Here’s another installment in our ‘Team Canada MXON Stories’ series.

Team Canada MXON Stories – The 2004 Re-Boot

By Carl Bastedo


Legends of Canadian Motocross, in conjunction with, is in the process of documenting a History of Canada at the Motocross of Nations. We will release various stories, pictures, video etc. in a random fashion before combing all the information on the Legends website under it’s own section. You may have already read the story of Team Canada in Ernee France in 2005 posted on Direct Motocross. The first Team Canada to attend the Nations was in 1964. There is actual video footage of that event. This article describes the circumstances behind the re-boot of Canada’s effort by Carl Bastedo in 2004.

In 2001, the CMA, through its appointed Manager, arranged for a team of three riders to represent Canada at the Motocross Des Nations at the historic Circuit Citadel in Namur, Belgium.

The riders, Jean-Sebastien Roy, Marco Dubé and Darcy Lange, had agreed to participate in the event. After a meeting of the riders’ sponsors/agents at Walton, the riders withdrew from the team.

One of those sponsors/agents issued a press release saying that the “riders had to make a stand in hopes of getting the FIM to acknowledge the CMRC.” This showed how little they knew of how the FIM operates. The sponsors/agents and the CMRC actually believed they had some clout with the FIM.

The CMA then named an alternate team of Simon Homans, Jason Frenette and Julian Cerny.

Letter after letter followed blasting the CMA’s appointed Manager and the CMA, blaming them for everything but 9/11.

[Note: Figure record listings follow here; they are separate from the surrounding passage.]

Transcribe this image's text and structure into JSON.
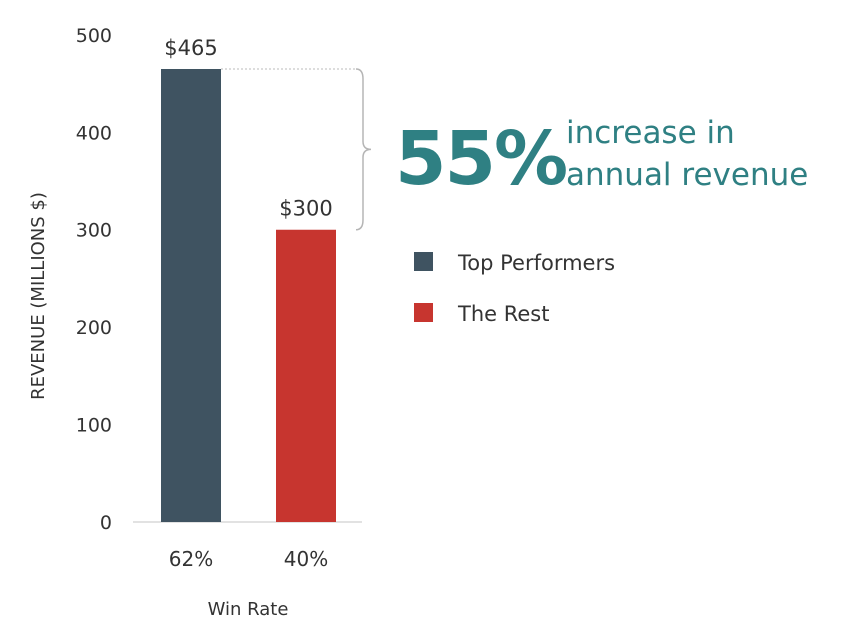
{
  "chart_data": {
    "type": "bar",
    "categories": [
      "62%",
      "40%"
    ],
    "series": [
      {
        "name": "Top Performers",
        "values": [
          465,
          null
        ],
        "color": "#3f5361"
      },
      {
        "name": "The Rest",
        "values": [
          null,
          300
        ],
        "color": "#c7352f"
      }
    ],
    "values": [
      465,
      300
    ],
    "data_labels": [
      "$465",
      "$300"
    ],
    "xlabel": "Win Rate",
    "ylabel": "REVENUE (MILLIONS $)",
    "ylim": [
      0,
      500
    ],
    "yticks": [
      0,
      100,
      200,
      300,
      400,
      500
    ],
    "grid": false,
    "legend": {
      "placement": "right",
      "entries": [
        {
          "label": "Top Performers",
          "color": "#3f5361"
        },
        {
          "label": "The Rest",
          "color": "#c7352f"
        }
      ]
    },
    "annotation": {
      "big_text": "55%",
      "line1": "increase in",
      "line2": "annual revenue",
      "color": "#2f8083"
    }
  }
}
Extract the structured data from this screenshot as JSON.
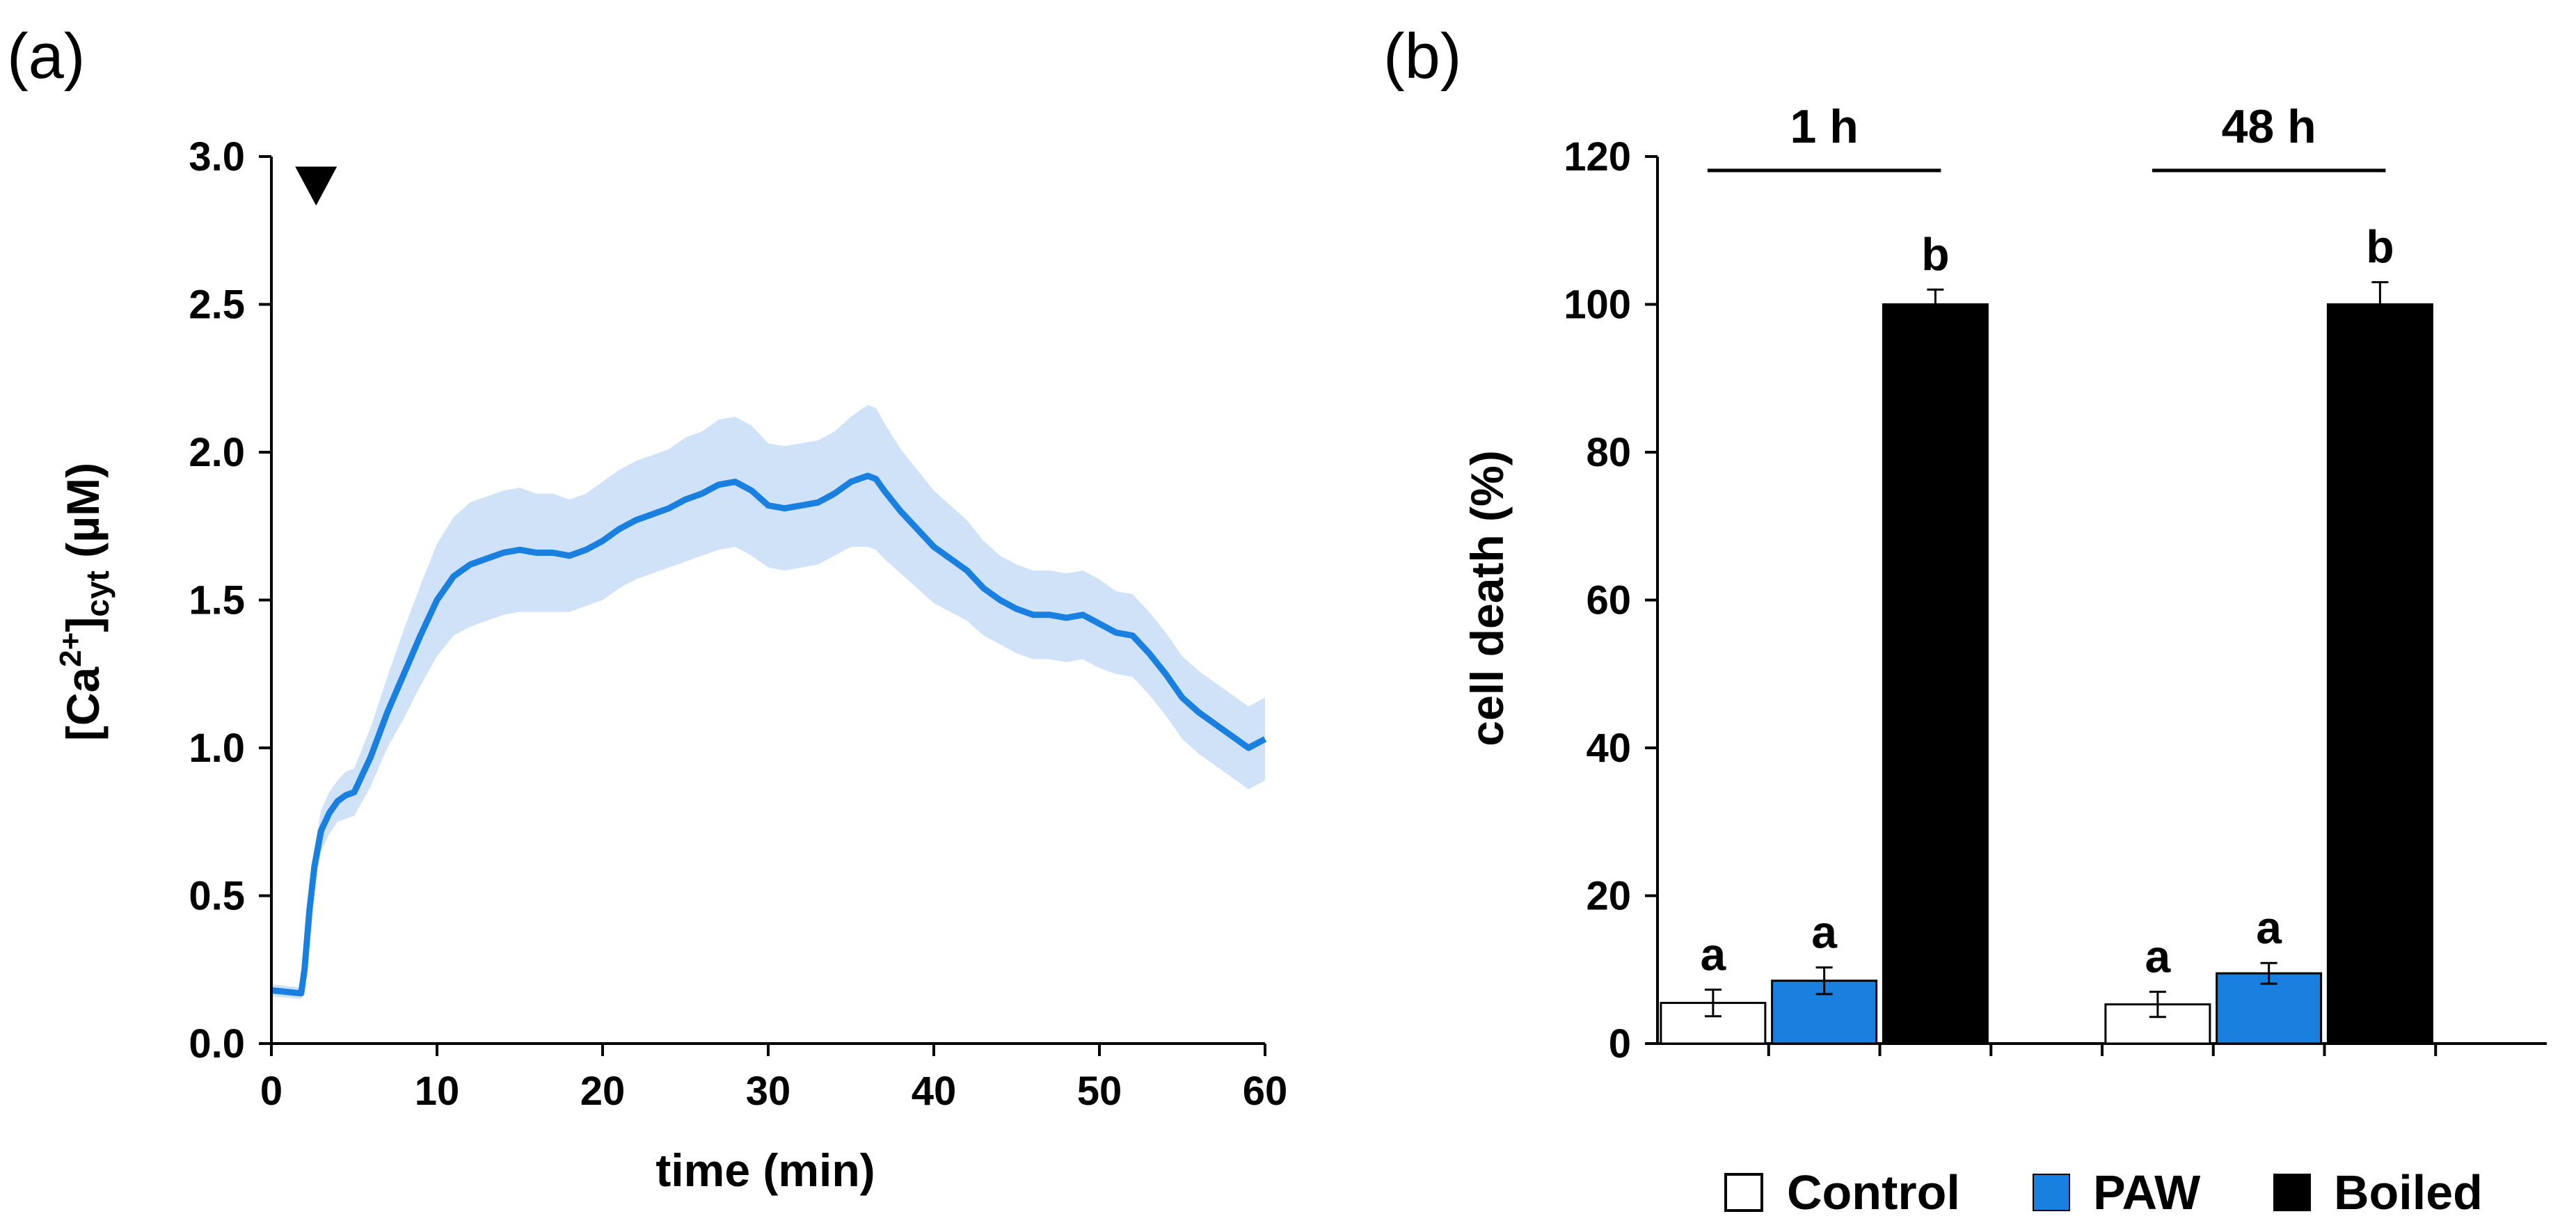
{
  "colors": {
    "series": "#1a80e0",
    "band": "#cfe2f8",
    "boiled": "#000000",
    "control": "#ffffff",
    "axis": "#000000"
  },
  "chart_data": [
    {
      "panel": "(a)",
      "type": "line",
      "ylabel": {
        "prefix": "[Ca",
        "sup": "2+",
        "close": "]",
        "sub": "cyt",
        "suffix": " (µM)"
      },
      "xlabel": "time (min)",
      "xlim": [
        0,
        60
      ],
      "ylim": [
        0,
        3.0
      ],
      "xticks": [
        "0",
        "10",
        "20",
        "30",
        "40",
        "50",
        "60"
      ],
      "yticks": [
        "0.0",
        "0.5",
        "1.0",
        "1.5",
        "2.0",
        "2.5",
        "3.0"
      ],
      "marker": {
        "type": "triangle-down",
        "x": 2.7,
        "y": 2.9,
        "meaning": "treatment added"
      },
      "series": {
        "name": "mean",
        "x": [
          0,
          1.8,
          2.0,
          2.3,
          2.6,
          3.0,
          3.5,
          4.0,
          4.5,
          5.0,
          6.0,
          7.0,
          8.0,
          9.0,
          10.0,
          11.0,
          12.0,
          13.0,
          14.0,
          15.0,
          16.0,
          17.0,
          18.0,
          19.0,
          20.0,
          21.0,
          22.0,
          23.0,
          24.0,
          25.0,
          26.0,
          27.0,
          28.0,
          29.0,
          30.0,
          31.0,
          32.0,
          33.0,
          34.0,
          35.0,
          36.0,
          36.5,
          37.0,
          38.0,
          39.0,
          40.0,
          41.0,
          42.0,
          43.0,
          44.0,
          45.0,
          46.0,
          47.0,
          48.0,
          49.0,
          50.0,
          51.0,
          52.0,
          53.0,
          54.0,
          55.0,
          56.0,
          57.0,
          58.0,
          59.0,
          60.0
        ],
        "mean": [
          0.18,
          0.17,
          0.25,
          0.45,
          0.6,
          0.72,
          0.78,
          0.82,
          0.84,
          0.85,
          0.97,
          1.12,
          1.25,
          1.38,
          1.5,
          1.58,
          1.62,
          1.64,
          1.66,
          1.67,
          1.66,
          1.66,
          1.65,
          1.67,
          1.7,
          1.74,
          1.77,
          1.79,
          1.81,
          1.84,
          1.86,
          1.89,
          1.9,
          1.87,
          1.82,
          1.81,
          1.82,
          1.83,
          1.86,
          1.9,
          1.92,
          1.91,
          1.87,
          1.8,
          1.74,
          1.68,
          1.64,
          1.6,
          1.54,
          1.5,
          1.47,
          1.45,
          1.45,
          1.44,
          1.45,
          1.42,
          1.39,
          1.38,
          1.32,
          1.25,
          1.17,
          1.12,
          1.08,
          1.04,
          1.0,
          1.03
        ],
        "sd": [
          0.02,
          0.02,
          0.03,
          0.05,
          0.06,
          0.07,
          0.07,
          0.07,
          0.08,
          0.08,
          0.1,
          0.12,
          0.15,
          0.17,
          0.19,
          0.2,
          0.21,
          0.21,
          0.21,
          0.21,
          0.2,
          0.2,
          0.19,
          0.19,
          0.2,
          0.2,
          0.2,
          0.2,
          0.2,
          0.21,
          0.21,
          0.22,
          0.22,
          0.22,
          0.21,
          0.21,
          0.21,
          0.21,
          0.21,
          0.22,
          0.24,
          0.24,
          0.23,
          0.21,
          0.2,
          0.19,
          0.18,
          0.17,
          0.16,
          0.15,
          0.15,
          0.15,
          0.15,
          0.15,
          0.15,
          0.15,
          0.14,
          0.14,
          0.14,
          0.14,
          0.14,
          0.14,
          0.14,
          0.14,
          0.14,
          0.14
        ]
      }
    },
    {
      "panel": "(b)",
      "type": "bar",
      "ylabel": "cell death (%)",
      "ylim": [
        0,
        120
      ],
      "yticks": [
        "0",
        "20",
        "40",
        "60",
        "80",
        "100",
        "120"
      ],
      "groups": [
        "1 h",
        "48 h"
      ],
      "series": [
        {
          "name": "Control",
          "values": [
            5.5,
            5.3
          ],
          "errors": [
            1.8,
            1.7
          ],
          "letters": [
            "a",
            "a"
          ]
        },
        {
          "name": "PAW",
          "values": [
            8.5,
            9.5
          ],
          "errors": [
            1.8,
            1.4
          ],
          "letters": [
            "a",
            "a"
          ]
        },
        {
          "name": "Boiled",
          "values": [
            100,
            100
          ],
          "errors": [
            2.0,
            3.0
          ],
          "letters": [
            "b",
            "b"
          ]
        }
      ],
      "legend": {
        "placement": "bottom"
      }
    }
  ]
}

I followed all this as I have always had an interest, in a tradition started in the 60’s, of Canadian Motocross riders being represented in Europe. I have always felt this helped in making Canada part of the International Motocross Community as well as giving Canadian Riders the opportunity to compete at the highest level of the sport.

The Motocross of Nations itself, although somewhat tarnished in Canada by the CMA, who the FIM appointed as its affiliate in 1950, was still important in my mind in that it put Canada and its Riders on the World Stage. The event had also been declining in importance as were the Grand Prixs in general. All this was mainly due to the steep decline in World Wide Motorcycle Sales during the 80’s and 90’s.

As we approached 2004, it didn’t seem Canada was going to have a Team at the Nations anytime soon. Everyone was totally hung up on the fact that the only way Canada could enter a Team in the event was to do so through the CMA. Page after page of memos and articles where written about how to get around this or circumvent their authority as the FIM’s affiliate in Canada.

One of the problems they failed to recognize was that the FIM was very unlikely to affiliate with an association that was not totally a “Not For Profit” Association with a proper constitution and Board of Directors. They also where unlikely to affiliate with any organization that was controlled by the Motorcycle Industry, although the long standing disdain of the Industry by the FIM was starting to change in 2004. They also failed to recognize that “motocross” was not the biggest part of the FIM’s mandate, especially with its affiliates.

I wanted to approach the whole issue entirely from a different perspective. Why spend hours and days arguing about who was the FIM’s affiliate? My goal was to have a Team represent Canada at the Motocross of Nations. If that meant that I had to ask the CMA if they would enter a Team if I could put an effort together, then so be it.

I asked, and the CMA agreed, in the spring of 2004. They agreed to enter the Team 30 days prior to the event which is the deadline. I had to show them a signed letter from the riders saying they would agree to attend the event if selected (they where leery after what happened in 2001). I also needed to show them that sufficient funds where available to cover the minimum expenses involved: Air Flights, Hotels, Food, Pit Presence and the availability of Bikes or the shipping thereof. The reason for this is they had a contact in Quebec who had agreed to take a team to the Nations a year or so after the 2001 debacle. In spite of his good intentions, the whole arrangement fell through because the money could not be raised.

The MXON had declined in respect around the World and the US had stated they would not be attending the event in Lierop, The Netherlands. We still moved forward with our effort and were able to re-boot Canada’s involvement in the MXON and attend the 2004 event. Little did we know that the Lierop event would be a turning point in the MXON’s history and begin to re-establish the event as the greatest Motocross event on the World Calendar.